Their science buildings are all in one area of the campus, and our guide explained that there are few lecture rooms, leaving the rest of the rooms are dedicated to lab work and experiments. “A bridge is being built between all of the science buildings, literally and figuratively. The bridge will allow the students to walk to the different buildings, while it will also create unity between all of the students,” he explained. The college spent several million dollars on the construction, which is another plus – they are endowed enough to spend money on improving the school.

At the info session, I discovered many other excellent aspects of the school. Travelling abroad is highly recommended, since Vassar is able to support students who cannot afford to travel for several months. Not having enough time or money for the program is never a problem. They call the program Junior Year Abroad, but this name is not entirely representative, since the students are not necessarily in junior year, it is not necessarily an entire year, and it is not necessarily abroad. Some students can travel to Indiana or to another state to study for several months.

I spoke to several students about how they feel in the college, and I was surprised to remark that all of the students were happy to talk. It appeared that they were walking around to wait for someone to ask them where the music building was or what they liked the most about the school. I was told repeatedly that it is an intimate environment, and that the small student-to-faculty ratio and average class size of 17 requires all of the students to participate in classes. No one can hide and let others speak for them. This situation allows for the students to all get the experience of speaking their thoughts and having others intently listen to what they have to say. Students get a more personal connection with the professors, since the professors know all of their students names.

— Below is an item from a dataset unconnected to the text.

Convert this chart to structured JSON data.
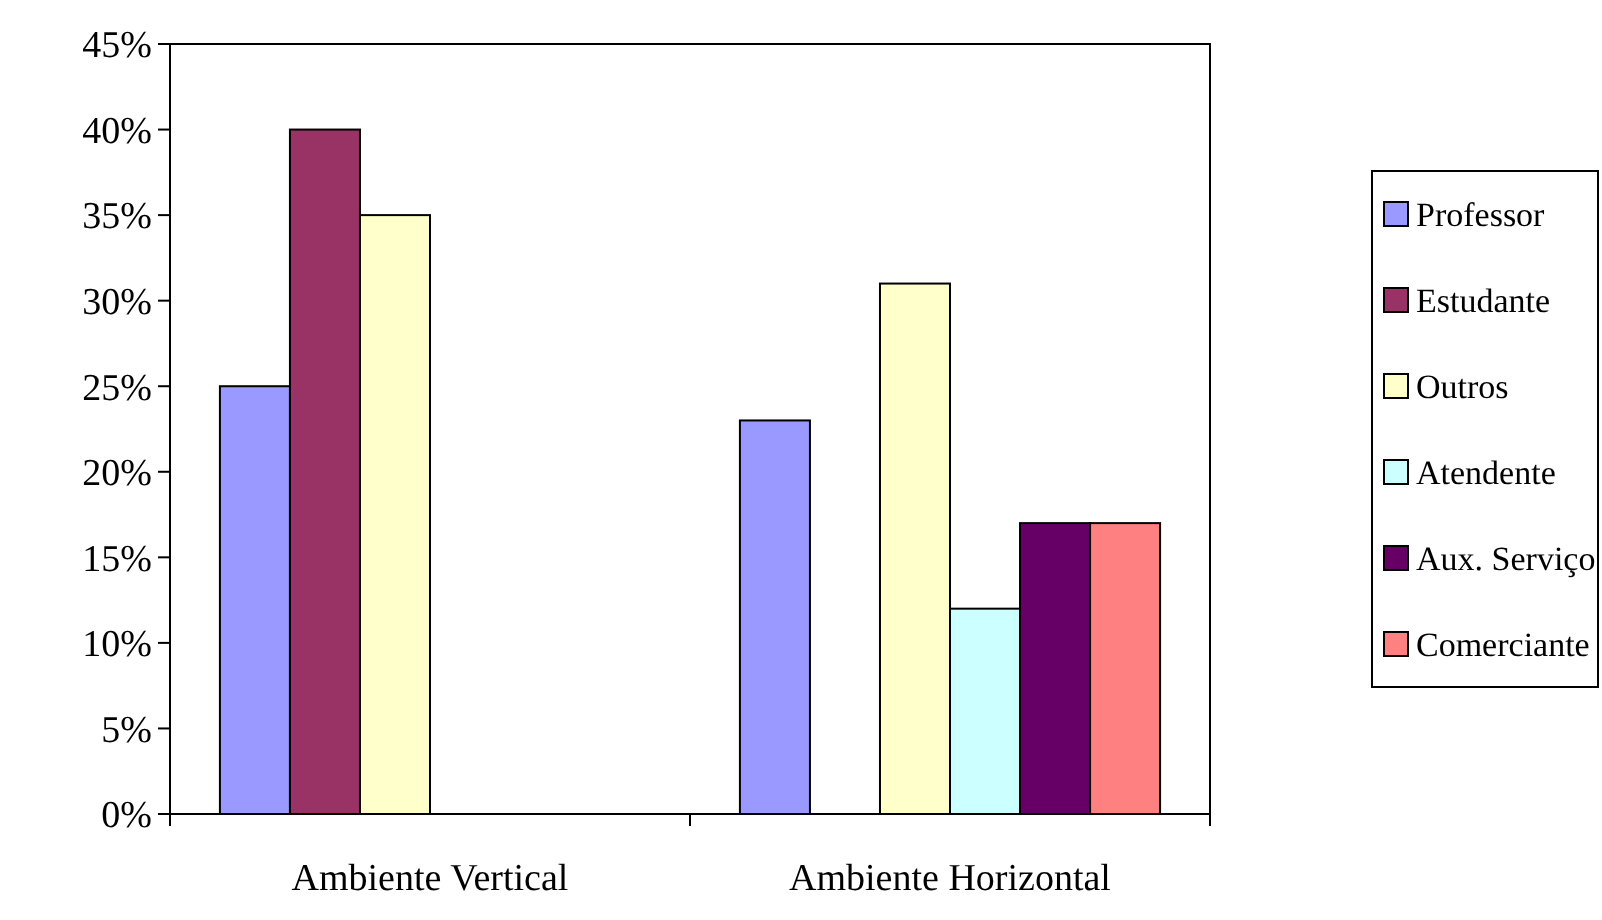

One of the determining points that convinced me to go to Vassar was the non-competitive environment. No one cares what their class rank is or what everyone else’s is. Everyone is more than willing to help someone who is struggling in a class. They are not there to become better than everyone else – they are there to help everyone succeed, and to make themselves better and more knowledged people.

Even if you are not interested in attending Vassar, I highly recommend that you visit to have an eye-stimulating walk. As I previously praised the school for, the wide variety of plant life and enthralling buildings are worth seeing. Not to mention that their buffet-style cafeteria, filled with a fresh variety of meats, vegetables, and pasta, is difficult to leave.